The National Telecommunications and Information Administration (NTIA) of the U.S. Department of Commerce held its latest meeting with privacy stakeholders November 30, to discuss privacy best practices for the mobile environment. We have previously blogged about some of these earlier meetings on our sister blog from our Global Regulatory Enforcement Group.

This latest meeting once again joined members of the app developer industry with members of consumer advocate and privacy groups, along with other stakeholders from government, academia, and the private sector. Discussion focused on the latest draft of the Mobile Application Transparency Code of Conduct. Some of the issues considered in this latest draft are:

  • The scope of the definition of “Mobile Devices,” and whether, in addition to smart phones and tablets, that term should include “similar portable computing devices”
  • What type of data should be covered by the Code
  • Whether third-party service providers should be subject to the Code
  • Whether mobile app providers should be required to provide a “Short Notice” in addition to other Notice
  • What elements should be included in the Notice
  • Whether the format of the Short Notice should be standardized or within the provider’s discretion
  • How the Short Notice should be presented at download, if at all
  • Whether the Code should require that companies establish a mechanism for consumers to access data

Why This Matters. While the Code is not yet finalized, app developers and marketers who include apps in their communications strategy should pay close attention to these proceedings. There is clearly a focus among all stakeholders on the broader issues of how widely the Code should apply and what type of notice app providers should be required to give consumers, as well as how that notice should be delivered.

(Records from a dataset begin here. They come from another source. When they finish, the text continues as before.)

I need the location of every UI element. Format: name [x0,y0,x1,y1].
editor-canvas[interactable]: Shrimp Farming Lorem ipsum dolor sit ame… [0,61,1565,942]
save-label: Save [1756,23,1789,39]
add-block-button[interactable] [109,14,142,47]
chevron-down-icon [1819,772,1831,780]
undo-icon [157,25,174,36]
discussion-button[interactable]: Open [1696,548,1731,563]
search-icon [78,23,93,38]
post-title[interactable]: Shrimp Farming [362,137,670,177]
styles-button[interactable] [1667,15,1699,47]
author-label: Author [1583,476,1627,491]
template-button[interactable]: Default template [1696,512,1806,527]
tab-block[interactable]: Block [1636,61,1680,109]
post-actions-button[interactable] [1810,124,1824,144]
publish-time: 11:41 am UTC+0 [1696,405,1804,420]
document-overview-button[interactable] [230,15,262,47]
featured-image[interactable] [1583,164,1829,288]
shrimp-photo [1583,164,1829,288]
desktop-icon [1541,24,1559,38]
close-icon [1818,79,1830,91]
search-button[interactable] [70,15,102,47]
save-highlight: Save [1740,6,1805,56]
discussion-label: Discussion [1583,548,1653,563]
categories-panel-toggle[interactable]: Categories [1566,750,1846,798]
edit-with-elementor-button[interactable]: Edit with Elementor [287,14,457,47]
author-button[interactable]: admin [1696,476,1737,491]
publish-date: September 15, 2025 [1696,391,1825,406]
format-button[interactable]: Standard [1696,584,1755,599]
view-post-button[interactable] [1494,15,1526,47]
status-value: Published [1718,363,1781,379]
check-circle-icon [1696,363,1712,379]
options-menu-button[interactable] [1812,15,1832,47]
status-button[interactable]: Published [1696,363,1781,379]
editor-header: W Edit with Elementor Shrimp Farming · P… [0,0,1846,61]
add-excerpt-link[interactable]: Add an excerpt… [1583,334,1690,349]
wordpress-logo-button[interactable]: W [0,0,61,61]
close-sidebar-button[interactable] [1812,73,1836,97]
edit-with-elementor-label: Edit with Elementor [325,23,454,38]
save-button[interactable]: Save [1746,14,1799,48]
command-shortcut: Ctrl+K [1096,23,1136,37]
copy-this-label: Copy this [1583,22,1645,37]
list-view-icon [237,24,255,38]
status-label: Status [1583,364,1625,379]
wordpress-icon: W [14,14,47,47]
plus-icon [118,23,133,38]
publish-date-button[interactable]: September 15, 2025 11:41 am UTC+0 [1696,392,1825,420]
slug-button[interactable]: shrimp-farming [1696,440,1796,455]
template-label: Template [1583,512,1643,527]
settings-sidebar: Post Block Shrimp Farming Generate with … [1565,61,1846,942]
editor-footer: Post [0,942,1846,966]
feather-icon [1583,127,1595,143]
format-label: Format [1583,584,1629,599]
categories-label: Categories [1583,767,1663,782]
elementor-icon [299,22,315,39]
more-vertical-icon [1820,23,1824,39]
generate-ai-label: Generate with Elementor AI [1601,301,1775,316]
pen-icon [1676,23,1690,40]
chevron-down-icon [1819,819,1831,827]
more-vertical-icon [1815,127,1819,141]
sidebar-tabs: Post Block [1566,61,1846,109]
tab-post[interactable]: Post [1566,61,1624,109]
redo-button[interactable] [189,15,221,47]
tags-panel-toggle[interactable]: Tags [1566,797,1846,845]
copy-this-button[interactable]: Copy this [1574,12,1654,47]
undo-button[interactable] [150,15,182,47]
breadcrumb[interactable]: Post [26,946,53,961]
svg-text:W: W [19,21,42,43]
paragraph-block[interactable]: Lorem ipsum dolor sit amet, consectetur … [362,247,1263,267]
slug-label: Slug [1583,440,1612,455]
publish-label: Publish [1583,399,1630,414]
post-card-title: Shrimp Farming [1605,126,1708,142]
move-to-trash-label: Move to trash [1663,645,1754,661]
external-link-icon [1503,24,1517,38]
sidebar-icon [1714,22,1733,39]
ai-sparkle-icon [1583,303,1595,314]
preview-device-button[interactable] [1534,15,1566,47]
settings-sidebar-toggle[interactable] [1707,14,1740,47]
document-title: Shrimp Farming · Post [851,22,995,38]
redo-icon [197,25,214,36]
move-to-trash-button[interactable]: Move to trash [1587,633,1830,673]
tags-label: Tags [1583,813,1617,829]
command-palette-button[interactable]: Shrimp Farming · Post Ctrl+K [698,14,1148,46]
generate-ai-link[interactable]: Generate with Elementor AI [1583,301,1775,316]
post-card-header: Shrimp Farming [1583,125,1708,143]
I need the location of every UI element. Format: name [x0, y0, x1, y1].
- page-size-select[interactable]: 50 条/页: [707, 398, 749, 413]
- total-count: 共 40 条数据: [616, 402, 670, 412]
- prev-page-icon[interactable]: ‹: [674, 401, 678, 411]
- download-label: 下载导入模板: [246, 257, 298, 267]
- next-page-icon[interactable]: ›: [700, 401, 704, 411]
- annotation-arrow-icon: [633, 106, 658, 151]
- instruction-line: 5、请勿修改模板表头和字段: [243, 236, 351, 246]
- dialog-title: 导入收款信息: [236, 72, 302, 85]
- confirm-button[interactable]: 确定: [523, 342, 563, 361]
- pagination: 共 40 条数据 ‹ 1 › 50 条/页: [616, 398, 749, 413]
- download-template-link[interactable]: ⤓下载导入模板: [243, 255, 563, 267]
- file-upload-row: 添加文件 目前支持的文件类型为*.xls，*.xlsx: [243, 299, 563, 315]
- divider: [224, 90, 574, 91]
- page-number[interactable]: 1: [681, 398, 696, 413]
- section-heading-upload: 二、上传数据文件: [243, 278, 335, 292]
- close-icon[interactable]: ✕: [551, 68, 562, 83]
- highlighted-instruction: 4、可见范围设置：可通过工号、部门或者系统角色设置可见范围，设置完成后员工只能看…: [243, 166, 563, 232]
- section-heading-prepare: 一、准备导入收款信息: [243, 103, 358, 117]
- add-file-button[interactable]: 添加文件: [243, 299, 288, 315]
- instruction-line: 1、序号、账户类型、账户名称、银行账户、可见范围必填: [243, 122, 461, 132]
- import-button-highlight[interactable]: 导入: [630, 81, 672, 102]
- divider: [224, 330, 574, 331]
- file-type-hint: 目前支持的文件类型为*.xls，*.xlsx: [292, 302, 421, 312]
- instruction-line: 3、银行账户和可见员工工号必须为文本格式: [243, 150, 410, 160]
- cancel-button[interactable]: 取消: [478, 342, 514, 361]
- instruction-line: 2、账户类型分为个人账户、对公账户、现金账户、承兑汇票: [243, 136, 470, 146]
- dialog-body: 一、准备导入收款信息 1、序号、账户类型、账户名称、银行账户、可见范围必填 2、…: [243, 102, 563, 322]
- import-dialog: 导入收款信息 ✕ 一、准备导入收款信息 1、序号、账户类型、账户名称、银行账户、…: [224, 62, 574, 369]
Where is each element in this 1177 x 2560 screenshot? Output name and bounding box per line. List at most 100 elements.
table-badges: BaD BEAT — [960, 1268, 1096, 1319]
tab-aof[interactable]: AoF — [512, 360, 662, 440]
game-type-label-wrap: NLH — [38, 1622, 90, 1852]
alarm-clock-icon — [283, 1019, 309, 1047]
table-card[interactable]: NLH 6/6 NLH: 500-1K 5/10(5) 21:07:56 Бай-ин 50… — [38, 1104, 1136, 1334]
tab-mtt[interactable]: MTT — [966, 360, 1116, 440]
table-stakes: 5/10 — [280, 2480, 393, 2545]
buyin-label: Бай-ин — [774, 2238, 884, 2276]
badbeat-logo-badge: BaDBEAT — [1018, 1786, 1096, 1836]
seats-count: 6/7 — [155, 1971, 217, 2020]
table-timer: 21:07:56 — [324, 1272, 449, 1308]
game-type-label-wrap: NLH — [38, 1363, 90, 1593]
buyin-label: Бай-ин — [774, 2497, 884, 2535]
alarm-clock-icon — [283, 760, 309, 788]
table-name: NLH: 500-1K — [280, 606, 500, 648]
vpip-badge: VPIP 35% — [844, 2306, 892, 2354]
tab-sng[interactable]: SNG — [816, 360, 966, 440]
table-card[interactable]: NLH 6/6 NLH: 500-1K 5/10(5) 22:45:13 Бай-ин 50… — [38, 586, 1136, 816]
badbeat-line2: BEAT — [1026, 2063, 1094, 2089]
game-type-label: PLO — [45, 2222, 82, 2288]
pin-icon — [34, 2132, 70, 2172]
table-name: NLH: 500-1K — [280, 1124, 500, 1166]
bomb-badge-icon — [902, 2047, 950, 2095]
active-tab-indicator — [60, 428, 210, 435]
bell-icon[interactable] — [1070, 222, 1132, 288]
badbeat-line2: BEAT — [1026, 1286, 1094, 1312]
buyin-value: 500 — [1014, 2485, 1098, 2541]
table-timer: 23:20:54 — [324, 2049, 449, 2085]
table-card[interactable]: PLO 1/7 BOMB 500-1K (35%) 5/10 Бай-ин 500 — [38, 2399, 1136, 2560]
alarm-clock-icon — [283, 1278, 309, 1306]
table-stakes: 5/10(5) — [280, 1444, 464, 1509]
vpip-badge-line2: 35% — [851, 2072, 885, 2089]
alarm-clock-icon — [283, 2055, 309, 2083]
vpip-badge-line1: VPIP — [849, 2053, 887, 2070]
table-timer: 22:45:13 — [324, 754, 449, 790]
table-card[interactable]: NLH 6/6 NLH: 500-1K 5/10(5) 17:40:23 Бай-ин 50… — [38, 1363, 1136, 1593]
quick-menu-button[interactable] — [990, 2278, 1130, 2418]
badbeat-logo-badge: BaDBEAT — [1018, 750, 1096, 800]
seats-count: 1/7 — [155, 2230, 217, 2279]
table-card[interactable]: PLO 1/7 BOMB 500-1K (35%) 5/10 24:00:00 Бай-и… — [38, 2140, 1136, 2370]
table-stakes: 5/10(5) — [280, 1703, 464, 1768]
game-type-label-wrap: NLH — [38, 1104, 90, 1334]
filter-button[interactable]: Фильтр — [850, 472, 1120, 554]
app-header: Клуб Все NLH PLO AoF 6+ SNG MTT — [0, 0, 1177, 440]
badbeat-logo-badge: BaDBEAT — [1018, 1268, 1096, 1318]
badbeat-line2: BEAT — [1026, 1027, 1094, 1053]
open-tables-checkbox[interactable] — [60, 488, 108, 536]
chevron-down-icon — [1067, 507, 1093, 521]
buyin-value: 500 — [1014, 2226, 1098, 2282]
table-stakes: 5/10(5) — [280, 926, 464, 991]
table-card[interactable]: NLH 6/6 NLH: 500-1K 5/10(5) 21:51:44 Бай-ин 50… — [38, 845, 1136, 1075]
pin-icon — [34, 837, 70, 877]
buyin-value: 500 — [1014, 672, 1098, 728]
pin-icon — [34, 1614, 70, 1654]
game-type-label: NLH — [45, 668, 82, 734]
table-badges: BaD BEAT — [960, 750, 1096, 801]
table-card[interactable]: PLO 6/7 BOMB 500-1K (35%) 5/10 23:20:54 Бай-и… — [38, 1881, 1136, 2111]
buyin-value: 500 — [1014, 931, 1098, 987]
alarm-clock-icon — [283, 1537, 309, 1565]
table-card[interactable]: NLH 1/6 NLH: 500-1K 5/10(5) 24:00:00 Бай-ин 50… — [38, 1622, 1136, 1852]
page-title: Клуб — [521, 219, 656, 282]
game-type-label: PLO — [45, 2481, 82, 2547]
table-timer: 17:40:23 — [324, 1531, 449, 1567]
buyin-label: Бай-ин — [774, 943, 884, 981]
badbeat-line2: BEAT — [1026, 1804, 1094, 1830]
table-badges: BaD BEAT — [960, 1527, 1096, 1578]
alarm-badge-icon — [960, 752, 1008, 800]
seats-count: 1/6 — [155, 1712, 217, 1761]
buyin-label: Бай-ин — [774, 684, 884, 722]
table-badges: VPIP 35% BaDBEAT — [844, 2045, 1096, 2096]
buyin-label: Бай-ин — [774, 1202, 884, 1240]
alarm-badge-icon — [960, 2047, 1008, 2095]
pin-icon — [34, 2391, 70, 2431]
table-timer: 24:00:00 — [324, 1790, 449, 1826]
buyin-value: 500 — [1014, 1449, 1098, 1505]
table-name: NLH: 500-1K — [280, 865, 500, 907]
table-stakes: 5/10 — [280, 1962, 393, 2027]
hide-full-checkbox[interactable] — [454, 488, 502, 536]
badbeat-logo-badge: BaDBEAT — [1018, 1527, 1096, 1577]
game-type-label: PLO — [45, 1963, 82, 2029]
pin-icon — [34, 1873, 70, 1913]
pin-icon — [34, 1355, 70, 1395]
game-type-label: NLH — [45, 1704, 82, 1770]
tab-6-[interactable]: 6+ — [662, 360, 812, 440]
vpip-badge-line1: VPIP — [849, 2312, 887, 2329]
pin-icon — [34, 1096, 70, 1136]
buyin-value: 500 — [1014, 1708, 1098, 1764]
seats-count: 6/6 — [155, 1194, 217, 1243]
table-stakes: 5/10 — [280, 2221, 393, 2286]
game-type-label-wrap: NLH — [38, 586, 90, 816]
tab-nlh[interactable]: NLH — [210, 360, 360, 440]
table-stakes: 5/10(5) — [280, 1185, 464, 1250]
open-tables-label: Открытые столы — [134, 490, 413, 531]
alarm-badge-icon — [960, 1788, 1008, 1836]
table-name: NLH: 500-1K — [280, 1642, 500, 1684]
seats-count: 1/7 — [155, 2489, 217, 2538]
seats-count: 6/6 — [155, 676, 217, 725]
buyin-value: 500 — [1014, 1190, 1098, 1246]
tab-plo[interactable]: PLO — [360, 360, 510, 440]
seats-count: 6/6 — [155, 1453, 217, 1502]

In an age when consumer consent, opt-in vs. opt-out, and geo-location are front and center in the privacy and mobile debate, the outcome of these discussions will have a major impact on the market. While the Code will only represent a series of best practices, as opposed to binding law, it will still set standards for mobile app providers and marketers regarding how they operate in the mobile environment with respect to consumer privacy.

We will continue to report on this process as the meetings continue to move forward. The next meeting is scheduled for December 18, 2012.